On December 13, state officials extend the mask mandate to Jan 15.

On December 14, LAUSD delayed its vaccine mandate from Jan 10 to Fall 2022.

On December 22, the Cal State system instituted a requirement for students, faculty, and staff to have their COVID-19 booster shots by the Spring semester.

On December 23, the number of COVID cases doubled in the week leading up to Christmas, from 5,400 to 11,000.

On December 27, the CDC shortened the recommended isolation period to 5 days.

== 2022 ==

=== January ===
On January 4, case numbers shattered 2020 records, with an average of 50,267 cases per day in the first four days of January. The total death toll at the time was 77,546, with 5,793,891 cases reported.

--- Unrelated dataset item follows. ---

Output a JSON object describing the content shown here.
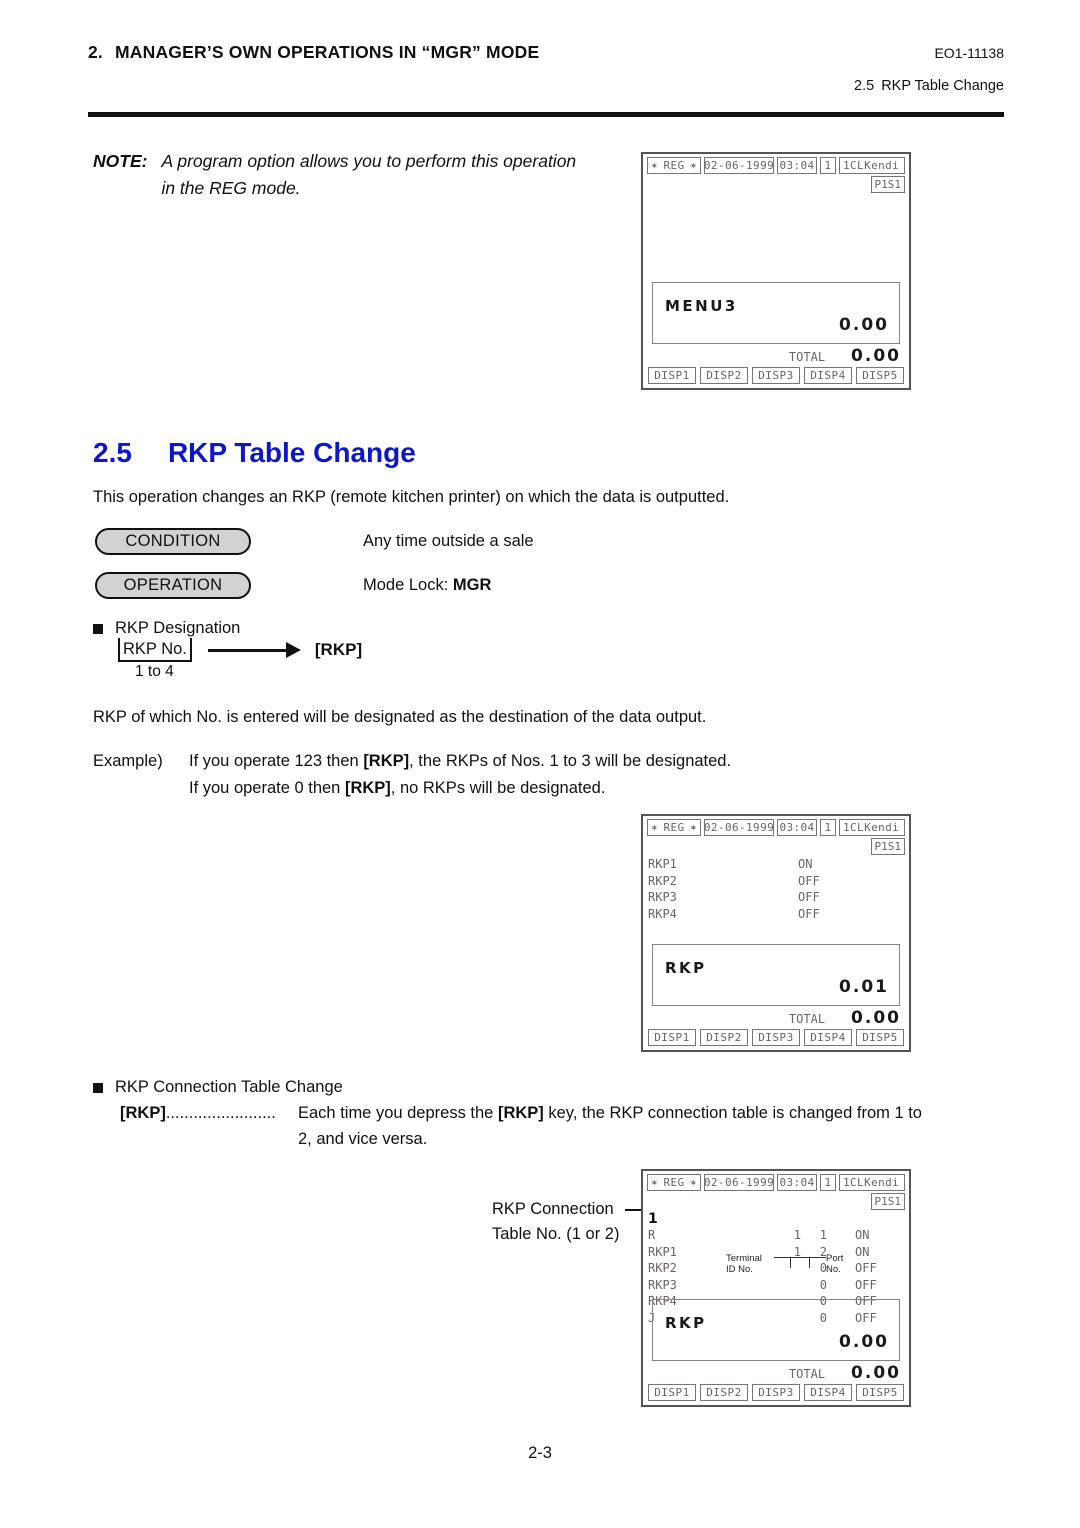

On January 5, the mask mandate was extended until February 15.

On January 7, Newsom activated the National Guard to help handle demand at COVID-19 testing sites.

On January 10, Newsom signed an executive order preventing at-home COVID-19 testing kits from being sold at more than 10% over what they were sold for on December 1st.

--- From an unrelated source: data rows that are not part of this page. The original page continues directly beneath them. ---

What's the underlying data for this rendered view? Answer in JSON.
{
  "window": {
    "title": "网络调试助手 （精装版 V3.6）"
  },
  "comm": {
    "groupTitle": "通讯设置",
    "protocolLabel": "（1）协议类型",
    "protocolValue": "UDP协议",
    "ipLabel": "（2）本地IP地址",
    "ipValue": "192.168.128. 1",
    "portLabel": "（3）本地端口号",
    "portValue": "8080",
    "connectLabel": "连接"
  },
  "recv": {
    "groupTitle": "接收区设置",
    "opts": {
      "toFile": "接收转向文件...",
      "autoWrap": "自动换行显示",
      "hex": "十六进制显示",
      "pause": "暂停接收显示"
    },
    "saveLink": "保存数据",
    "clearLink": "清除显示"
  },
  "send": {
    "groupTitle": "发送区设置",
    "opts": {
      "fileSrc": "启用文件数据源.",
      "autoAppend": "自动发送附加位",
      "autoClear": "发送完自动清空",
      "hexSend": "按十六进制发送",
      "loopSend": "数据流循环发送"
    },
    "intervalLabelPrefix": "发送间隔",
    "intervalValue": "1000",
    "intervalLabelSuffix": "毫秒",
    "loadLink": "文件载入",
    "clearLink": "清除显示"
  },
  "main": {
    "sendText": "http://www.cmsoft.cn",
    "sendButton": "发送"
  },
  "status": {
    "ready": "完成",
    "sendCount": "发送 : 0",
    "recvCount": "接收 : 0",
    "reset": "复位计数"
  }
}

On January 27, San Francisco health officials relaxed requirements around proof of vaccination and masking for sports arenas, bars, restaurants, and gyms. The total death toll at the time was 81,382, with 7,928,297 cases reported.

=== February ===
On February 7, legislation was passed to allow workers another round of up to two weeks of supplemental COVID-19 paid sick leave.

On February 25, Newsom dropped most executive orders pertaining to COVID-19. The total death toll at the time was 85,398, with 8.387,567 cases reported.

On March 3, the CDC updates the COVID-19 Community Level to show that 90% of the U.S. has either low or medium transmission level.

On March 10, the CDC recommends that the TSA extend the mask requirement on all public transportation until April 18.

On March 11, the CDC updates the Community Level to show that 98% of the U.S. has low or medium transmission levels.

On May 3, the CDC's mask rule for public transportation becomes a recommendation rather than a mandate.

On May 12, the number of COVID-19 deaths in the U.S. reaches 1 million.

== 2023 ==

=== February ===
On February 28, Newsom announces the end of California's COVID-19 state of emergency.